Wouldn't the way it would be identified be for it to fail a checksum,
assume it was garbage left over from the previous WAL file which was
the process of being overwritten at the time of crash, and so
terminate recovery and open the database?

Assuming your goal is to recover all the transactions you possibly can
(rather than restore to a known point), I think you would want to try
recovery both ways and keep whichever one got the furthest.

Cheers,

Jeff


-- 
Sent via pgsql-hackers mailing list (pgsql-hackers@postgresql.org)
To make changes to your subscription:
http://www.postgresql.org/mailpref/pgsql-hackers


Re: [HACKERS] Serious problem: media recovery fails after system or PostgreSQL crash

2012-12-16 Thread Tomas Vondra
On 8.12.2012 03:08, Jeff Janes wrote:
 On Thu, Dec 6, 2012 at 3:52 PM, Tomas Vondra t...@fuzzy.cz wrote:
 Hi,

 On 6.12.2012 23:45, MauMau wrote:
 From: Tom Lane t...@sss.pgh.pa.us
 Well, that's unfortunate, but it's not clear that automatic recovery is
 possible.  The only way out of it would be if an undamaged copy of the
 segment was in pg_xlog/ ... but if I recall the logic correctly, we'd
 not even be trying to fetch from the archive if we had a local copy.

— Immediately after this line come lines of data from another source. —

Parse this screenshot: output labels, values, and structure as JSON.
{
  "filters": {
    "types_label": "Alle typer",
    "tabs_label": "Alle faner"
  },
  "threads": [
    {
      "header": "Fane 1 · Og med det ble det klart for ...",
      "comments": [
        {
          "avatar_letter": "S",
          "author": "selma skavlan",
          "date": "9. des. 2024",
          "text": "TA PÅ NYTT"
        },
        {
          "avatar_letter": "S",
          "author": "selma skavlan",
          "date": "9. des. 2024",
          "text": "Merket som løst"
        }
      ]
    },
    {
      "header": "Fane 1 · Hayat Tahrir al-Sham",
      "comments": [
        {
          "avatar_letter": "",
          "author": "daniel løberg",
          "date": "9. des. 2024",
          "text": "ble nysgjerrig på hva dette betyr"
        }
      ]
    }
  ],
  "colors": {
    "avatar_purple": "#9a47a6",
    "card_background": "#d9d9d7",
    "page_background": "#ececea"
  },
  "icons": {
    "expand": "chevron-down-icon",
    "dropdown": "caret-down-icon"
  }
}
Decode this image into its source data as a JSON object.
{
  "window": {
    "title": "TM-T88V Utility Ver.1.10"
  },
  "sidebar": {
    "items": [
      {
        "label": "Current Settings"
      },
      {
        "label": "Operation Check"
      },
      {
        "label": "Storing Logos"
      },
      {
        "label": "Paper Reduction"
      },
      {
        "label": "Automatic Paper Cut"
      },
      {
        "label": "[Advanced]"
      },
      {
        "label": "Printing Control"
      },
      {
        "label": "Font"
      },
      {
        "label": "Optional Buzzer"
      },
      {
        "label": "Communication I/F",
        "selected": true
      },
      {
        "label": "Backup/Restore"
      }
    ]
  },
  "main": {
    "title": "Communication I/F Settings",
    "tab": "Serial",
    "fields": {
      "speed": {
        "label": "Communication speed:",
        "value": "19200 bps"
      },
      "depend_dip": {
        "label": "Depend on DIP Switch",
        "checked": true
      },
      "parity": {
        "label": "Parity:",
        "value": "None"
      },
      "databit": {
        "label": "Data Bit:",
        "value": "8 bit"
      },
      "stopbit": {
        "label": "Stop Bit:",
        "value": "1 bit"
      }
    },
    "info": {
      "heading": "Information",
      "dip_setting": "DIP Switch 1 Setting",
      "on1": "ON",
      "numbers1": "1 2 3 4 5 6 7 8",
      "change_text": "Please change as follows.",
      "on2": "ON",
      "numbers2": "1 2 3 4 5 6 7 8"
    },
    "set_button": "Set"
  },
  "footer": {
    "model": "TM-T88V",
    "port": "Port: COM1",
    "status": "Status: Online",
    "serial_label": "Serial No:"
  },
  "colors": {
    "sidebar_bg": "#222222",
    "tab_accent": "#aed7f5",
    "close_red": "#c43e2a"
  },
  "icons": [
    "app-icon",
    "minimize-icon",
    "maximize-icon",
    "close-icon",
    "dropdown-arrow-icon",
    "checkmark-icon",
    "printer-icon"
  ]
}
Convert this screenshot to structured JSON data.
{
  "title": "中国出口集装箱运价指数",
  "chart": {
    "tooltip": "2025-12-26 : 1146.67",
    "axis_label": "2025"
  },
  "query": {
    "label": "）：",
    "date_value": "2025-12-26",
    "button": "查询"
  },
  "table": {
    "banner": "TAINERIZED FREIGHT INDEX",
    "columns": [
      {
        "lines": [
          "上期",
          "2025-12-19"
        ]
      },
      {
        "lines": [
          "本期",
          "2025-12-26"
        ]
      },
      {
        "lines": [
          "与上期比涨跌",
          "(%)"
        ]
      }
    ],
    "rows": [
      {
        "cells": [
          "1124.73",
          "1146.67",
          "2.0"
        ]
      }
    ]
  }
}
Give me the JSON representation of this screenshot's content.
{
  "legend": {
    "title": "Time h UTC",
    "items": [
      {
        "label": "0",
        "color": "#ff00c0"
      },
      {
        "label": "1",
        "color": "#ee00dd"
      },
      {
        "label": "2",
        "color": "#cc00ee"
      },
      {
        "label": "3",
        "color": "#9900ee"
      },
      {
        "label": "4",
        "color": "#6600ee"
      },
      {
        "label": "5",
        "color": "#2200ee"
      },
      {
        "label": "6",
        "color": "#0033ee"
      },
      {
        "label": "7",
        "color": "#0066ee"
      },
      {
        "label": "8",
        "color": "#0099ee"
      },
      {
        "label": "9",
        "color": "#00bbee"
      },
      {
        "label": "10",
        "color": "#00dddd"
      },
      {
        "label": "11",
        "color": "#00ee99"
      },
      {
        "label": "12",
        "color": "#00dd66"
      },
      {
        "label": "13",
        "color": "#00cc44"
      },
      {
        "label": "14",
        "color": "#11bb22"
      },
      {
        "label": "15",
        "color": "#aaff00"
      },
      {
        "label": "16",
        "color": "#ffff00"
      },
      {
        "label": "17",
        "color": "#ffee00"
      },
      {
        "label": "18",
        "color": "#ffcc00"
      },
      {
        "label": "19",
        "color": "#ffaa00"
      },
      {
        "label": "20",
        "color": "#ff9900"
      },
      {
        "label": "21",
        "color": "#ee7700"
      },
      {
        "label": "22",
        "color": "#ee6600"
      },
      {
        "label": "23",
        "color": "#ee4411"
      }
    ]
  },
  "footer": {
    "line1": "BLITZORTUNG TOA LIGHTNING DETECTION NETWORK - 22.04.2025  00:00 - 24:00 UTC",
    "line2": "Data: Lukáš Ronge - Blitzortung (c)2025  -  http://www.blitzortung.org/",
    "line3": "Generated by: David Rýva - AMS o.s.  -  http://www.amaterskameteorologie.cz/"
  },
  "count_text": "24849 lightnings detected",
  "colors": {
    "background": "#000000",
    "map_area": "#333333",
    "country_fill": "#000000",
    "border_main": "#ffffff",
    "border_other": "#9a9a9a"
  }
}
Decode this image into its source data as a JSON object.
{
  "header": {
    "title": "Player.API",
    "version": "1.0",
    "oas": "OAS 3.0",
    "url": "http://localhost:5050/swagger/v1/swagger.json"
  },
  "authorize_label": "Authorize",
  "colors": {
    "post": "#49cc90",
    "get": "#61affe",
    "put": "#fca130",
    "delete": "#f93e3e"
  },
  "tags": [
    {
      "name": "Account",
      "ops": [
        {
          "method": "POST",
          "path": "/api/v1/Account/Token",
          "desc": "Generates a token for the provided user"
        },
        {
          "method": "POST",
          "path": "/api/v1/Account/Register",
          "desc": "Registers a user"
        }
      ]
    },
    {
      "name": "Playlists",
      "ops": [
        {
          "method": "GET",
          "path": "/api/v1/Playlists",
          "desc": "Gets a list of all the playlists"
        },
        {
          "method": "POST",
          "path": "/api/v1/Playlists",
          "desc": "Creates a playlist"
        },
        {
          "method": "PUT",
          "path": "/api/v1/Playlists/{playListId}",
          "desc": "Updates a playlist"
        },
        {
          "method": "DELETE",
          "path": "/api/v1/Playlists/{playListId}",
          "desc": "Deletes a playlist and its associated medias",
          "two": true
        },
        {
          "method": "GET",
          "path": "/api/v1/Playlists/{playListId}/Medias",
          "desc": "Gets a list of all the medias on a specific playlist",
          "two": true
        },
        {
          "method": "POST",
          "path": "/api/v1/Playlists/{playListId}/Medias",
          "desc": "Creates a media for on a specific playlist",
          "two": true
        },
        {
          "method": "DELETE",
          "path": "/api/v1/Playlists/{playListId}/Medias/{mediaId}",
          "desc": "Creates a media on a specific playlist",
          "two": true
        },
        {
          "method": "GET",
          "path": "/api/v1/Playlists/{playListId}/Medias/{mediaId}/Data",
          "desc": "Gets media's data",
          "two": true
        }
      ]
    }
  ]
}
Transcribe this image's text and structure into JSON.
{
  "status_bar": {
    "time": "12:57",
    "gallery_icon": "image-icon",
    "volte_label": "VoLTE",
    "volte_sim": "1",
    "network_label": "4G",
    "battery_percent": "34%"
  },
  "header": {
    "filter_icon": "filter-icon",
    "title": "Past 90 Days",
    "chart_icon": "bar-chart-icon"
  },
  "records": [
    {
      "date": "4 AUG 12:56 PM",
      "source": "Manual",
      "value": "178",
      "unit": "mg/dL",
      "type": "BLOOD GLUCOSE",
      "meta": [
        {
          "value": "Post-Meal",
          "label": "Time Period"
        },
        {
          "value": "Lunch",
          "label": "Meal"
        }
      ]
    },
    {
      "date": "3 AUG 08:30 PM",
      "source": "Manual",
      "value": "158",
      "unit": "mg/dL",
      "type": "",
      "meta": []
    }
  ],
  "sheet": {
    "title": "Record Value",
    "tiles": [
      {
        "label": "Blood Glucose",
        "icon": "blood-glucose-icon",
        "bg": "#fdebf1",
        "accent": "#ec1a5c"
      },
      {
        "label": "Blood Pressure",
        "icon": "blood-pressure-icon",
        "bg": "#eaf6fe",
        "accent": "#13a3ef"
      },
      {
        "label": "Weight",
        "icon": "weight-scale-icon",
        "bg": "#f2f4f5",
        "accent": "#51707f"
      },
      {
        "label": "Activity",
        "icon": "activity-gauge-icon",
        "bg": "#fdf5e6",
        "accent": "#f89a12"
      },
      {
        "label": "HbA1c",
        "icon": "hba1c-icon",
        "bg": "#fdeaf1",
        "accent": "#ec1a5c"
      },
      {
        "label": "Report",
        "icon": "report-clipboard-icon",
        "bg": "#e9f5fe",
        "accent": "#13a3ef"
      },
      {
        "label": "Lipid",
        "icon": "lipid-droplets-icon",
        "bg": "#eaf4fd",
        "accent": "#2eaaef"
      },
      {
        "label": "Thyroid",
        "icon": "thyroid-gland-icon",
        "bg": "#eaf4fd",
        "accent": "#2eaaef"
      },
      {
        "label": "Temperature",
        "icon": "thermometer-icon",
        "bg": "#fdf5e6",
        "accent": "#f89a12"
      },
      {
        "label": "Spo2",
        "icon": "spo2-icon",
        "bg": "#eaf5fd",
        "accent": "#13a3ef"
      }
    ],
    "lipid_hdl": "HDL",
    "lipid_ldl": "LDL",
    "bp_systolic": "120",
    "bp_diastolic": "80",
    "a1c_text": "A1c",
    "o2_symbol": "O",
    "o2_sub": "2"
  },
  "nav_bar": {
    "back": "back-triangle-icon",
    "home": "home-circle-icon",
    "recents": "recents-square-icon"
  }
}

 No, PG will try to fetch the WAL file from pg_xlog when it cannot get it
 from archive.  XLogFileReadAnyTLI() does that.  Also, PG manual contains
 the following description:

 http://www.postgresql.org/docs/9.1/static/continuous-archiving.html#BACKUP-ARCHIVING-WAL


 WAL segments that cannot be found in the archive will be sought in
 pg_xlog/; this allows use of recent un-archived segments. However,
 segments that are available from the archive will be used in preference
 to files in pg_xlog/.

 So why don't you use an archive command that does not create such
 incomplete files? I mean something like this:

 archive_command = 'cp %p /arch/%f.tmp  mv /arch/%f.tmp /arch/%f'

 Until the file is renamed, it's considered 'incomplete'.
 
 Wouldn't having the incomplete file be preferable over having none of it at 
 all?
 
 It seems to me you need considerable expertise to figure out how to do
 optimal recovery (i.e. losing the least transactions) in this
 situation, and that that expertise cannot be automated.  Do you trust
 a partial file from a good hard drive, or a complete file from a
 partially melted pg_xlog?

It clearly is a rather complex issue, no doubt about that. And yes,
reliability of the devices with pg_xlog on them is an important detail.
Alghough if the WAL is not written in a reliable way, you're hosed
anyway I guess.

The recommended archive command is based on the assumption that the
local pg_xlog is intact (e.g. because it's located on a reliable RAID1
array), which seems to be the assumption of the OP too.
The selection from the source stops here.